Secure by design - embed security at the design stage. Protect data at every point. Use proven frameworks and secure your AI architecture from day one.

Test for more than correctness - move beyond functional tests. Introduce adversarial testing. Validate fairness. Expect the unexpected and test for it.

Monitor continuously - set up telemetry on model behaviour. Watch for drift. Detect anomalies early and be ready to respond.

Protect the pipeline - secure every stage – from dataset to model deployment. Track model provenance. Control access. Guard the integrity of the AI supply chain.

Train your people - invest in awareness. Educate your teams on AI-specific risks. Encourage collaboration between disciplines.

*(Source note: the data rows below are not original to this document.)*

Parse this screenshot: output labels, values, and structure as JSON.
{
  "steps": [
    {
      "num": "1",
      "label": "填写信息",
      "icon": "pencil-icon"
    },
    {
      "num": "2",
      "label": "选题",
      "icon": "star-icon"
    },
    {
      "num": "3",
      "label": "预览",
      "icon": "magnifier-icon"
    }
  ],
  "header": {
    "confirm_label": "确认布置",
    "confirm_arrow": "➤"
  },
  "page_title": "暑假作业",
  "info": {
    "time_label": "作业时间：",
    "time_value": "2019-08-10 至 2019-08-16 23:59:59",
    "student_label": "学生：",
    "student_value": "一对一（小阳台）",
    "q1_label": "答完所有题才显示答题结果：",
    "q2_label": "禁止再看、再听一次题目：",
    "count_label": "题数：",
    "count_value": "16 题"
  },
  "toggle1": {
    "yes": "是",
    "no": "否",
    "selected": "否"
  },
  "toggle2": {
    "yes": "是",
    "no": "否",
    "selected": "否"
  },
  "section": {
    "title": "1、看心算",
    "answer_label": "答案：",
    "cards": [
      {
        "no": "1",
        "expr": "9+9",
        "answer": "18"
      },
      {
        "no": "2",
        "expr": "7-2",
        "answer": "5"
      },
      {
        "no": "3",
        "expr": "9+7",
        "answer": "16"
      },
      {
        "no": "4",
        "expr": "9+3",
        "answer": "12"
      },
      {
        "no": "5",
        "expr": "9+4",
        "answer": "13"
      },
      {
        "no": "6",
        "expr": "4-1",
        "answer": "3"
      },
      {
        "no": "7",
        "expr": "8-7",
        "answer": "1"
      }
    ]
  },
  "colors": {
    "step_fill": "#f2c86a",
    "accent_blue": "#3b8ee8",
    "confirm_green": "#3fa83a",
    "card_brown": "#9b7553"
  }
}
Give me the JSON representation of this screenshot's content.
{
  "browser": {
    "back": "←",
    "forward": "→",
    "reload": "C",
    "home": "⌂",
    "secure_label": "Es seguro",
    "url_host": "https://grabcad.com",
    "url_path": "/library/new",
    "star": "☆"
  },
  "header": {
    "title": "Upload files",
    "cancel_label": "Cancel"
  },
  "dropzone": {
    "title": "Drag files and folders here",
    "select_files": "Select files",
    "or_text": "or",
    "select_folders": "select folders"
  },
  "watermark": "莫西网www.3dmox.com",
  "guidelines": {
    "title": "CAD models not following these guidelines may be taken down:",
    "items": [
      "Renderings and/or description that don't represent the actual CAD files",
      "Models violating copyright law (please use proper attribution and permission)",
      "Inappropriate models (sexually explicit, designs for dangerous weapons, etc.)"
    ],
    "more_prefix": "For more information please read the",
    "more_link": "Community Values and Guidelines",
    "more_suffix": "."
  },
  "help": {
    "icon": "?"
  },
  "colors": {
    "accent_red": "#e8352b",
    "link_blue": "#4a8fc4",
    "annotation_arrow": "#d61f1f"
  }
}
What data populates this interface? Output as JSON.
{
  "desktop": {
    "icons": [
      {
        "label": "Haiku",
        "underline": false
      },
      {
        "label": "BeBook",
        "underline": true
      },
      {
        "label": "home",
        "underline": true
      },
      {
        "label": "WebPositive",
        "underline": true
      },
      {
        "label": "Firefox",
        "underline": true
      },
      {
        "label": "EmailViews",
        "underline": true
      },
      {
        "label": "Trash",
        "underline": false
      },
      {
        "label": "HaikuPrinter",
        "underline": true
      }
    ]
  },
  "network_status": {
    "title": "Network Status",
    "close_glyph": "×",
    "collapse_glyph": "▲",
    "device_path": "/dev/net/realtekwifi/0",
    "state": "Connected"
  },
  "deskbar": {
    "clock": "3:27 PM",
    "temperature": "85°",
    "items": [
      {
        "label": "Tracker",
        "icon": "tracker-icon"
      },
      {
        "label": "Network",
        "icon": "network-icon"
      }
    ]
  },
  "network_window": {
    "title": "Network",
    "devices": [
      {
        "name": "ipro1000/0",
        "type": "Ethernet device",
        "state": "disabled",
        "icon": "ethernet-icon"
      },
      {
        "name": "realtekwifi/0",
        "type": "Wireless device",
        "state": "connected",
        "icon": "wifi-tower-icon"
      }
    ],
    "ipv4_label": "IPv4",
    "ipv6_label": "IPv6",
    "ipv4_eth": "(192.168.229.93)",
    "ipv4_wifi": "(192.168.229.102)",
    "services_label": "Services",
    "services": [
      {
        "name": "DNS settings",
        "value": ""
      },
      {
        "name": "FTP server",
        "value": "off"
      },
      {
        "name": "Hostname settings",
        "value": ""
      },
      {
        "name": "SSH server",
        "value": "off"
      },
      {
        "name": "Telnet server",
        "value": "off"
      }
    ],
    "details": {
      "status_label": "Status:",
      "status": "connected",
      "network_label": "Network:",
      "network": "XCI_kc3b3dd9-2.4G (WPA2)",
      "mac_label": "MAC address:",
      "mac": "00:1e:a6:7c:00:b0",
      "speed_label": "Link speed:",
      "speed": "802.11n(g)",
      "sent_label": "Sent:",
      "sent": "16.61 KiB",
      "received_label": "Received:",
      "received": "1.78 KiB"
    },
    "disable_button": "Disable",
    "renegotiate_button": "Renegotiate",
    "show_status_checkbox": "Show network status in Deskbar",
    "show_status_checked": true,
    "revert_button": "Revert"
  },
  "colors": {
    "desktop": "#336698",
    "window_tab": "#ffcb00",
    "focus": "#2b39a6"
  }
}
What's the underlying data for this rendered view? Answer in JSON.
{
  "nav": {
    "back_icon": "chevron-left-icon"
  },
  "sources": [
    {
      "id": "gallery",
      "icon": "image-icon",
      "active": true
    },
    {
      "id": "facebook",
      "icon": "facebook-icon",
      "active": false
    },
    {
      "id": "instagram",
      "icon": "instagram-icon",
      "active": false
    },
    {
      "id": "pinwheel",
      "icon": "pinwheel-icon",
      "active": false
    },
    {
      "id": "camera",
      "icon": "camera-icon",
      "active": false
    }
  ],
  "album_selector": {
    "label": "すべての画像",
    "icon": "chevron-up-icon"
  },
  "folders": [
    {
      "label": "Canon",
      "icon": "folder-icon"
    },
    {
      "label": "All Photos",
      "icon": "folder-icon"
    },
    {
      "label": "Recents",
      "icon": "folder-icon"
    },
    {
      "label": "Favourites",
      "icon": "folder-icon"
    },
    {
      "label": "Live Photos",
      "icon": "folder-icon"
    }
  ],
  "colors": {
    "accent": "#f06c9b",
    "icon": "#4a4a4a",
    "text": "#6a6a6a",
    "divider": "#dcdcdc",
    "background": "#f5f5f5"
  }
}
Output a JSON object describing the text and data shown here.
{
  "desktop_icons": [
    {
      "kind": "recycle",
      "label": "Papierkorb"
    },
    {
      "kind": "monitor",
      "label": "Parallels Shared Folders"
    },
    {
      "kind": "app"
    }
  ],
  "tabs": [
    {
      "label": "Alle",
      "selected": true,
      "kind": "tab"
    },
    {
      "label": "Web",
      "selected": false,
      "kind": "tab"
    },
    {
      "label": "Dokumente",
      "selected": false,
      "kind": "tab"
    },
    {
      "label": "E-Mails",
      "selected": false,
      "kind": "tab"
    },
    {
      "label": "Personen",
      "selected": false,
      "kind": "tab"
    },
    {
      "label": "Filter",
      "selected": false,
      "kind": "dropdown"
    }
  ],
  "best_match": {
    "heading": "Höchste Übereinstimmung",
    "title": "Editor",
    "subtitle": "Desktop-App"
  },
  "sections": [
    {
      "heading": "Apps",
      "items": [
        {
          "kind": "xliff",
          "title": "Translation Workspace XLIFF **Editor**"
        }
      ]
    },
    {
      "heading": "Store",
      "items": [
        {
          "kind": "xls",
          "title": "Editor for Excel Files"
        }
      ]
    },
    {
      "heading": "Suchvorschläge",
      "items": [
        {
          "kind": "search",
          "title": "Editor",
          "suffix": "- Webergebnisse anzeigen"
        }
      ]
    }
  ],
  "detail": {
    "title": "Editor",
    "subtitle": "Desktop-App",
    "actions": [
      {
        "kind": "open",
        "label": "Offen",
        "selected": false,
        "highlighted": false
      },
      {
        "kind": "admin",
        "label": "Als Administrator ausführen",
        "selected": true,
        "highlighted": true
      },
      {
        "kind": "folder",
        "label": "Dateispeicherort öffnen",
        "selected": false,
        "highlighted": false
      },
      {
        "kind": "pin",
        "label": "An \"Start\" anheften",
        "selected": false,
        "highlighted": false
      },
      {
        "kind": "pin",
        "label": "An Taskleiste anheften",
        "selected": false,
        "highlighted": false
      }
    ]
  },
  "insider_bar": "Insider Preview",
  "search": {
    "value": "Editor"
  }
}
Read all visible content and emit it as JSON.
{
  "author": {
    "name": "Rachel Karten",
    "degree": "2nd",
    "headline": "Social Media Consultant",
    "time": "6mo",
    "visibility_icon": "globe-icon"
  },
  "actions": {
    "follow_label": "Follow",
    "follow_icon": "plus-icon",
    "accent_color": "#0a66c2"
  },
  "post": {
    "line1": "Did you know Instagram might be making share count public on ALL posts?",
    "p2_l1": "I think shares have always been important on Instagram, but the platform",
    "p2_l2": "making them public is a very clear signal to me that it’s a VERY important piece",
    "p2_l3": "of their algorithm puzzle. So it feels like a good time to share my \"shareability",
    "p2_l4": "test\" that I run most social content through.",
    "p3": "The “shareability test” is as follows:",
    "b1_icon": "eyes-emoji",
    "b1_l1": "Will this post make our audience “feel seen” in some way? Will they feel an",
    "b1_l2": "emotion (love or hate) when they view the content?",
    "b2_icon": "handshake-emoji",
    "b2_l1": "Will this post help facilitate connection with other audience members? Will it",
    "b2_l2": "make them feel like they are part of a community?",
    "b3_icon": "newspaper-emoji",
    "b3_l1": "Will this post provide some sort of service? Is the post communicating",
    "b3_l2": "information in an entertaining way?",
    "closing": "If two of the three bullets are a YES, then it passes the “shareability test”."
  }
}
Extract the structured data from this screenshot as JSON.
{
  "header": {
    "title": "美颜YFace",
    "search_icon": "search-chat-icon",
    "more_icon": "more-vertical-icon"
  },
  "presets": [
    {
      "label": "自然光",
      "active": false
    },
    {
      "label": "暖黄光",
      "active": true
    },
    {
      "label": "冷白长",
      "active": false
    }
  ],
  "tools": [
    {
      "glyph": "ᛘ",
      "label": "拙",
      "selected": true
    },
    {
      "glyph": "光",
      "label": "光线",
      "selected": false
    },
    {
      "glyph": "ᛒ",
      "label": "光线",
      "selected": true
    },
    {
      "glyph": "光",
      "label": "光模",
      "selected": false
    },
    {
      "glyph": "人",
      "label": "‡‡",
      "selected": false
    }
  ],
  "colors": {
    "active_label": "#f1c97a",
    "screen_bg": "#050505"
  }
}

Establish governance - leaders must define clear policies on data use, model deployment and AI ethics. Provide clarity and direction. Move fast – but move safely.

Build in guardrails – define boundaries for acceptable behaviour. Use policy constraints, rate limiting and fallback mechanisms to keep models aligned with intent. Prevent misuse and ensure safe operation.

Looking ahead: responsible AI, built on trust

AI will shape the future of software, but how we build and secure it will determine whether that future is trusted.

The organisations that succeed will be those who recognise that speed must be matched with rigour. That innovation is only as valuable as it is secure. And that AI, for all its promise, doesn’t replace the need for thoughtful, human-led software engineering.

At Instil, we believe quality and security are non-negotiable, and that applies tenfold in an AI-enabled world. Because trust isn’t something you retrofit, it’s something you bake in from the start.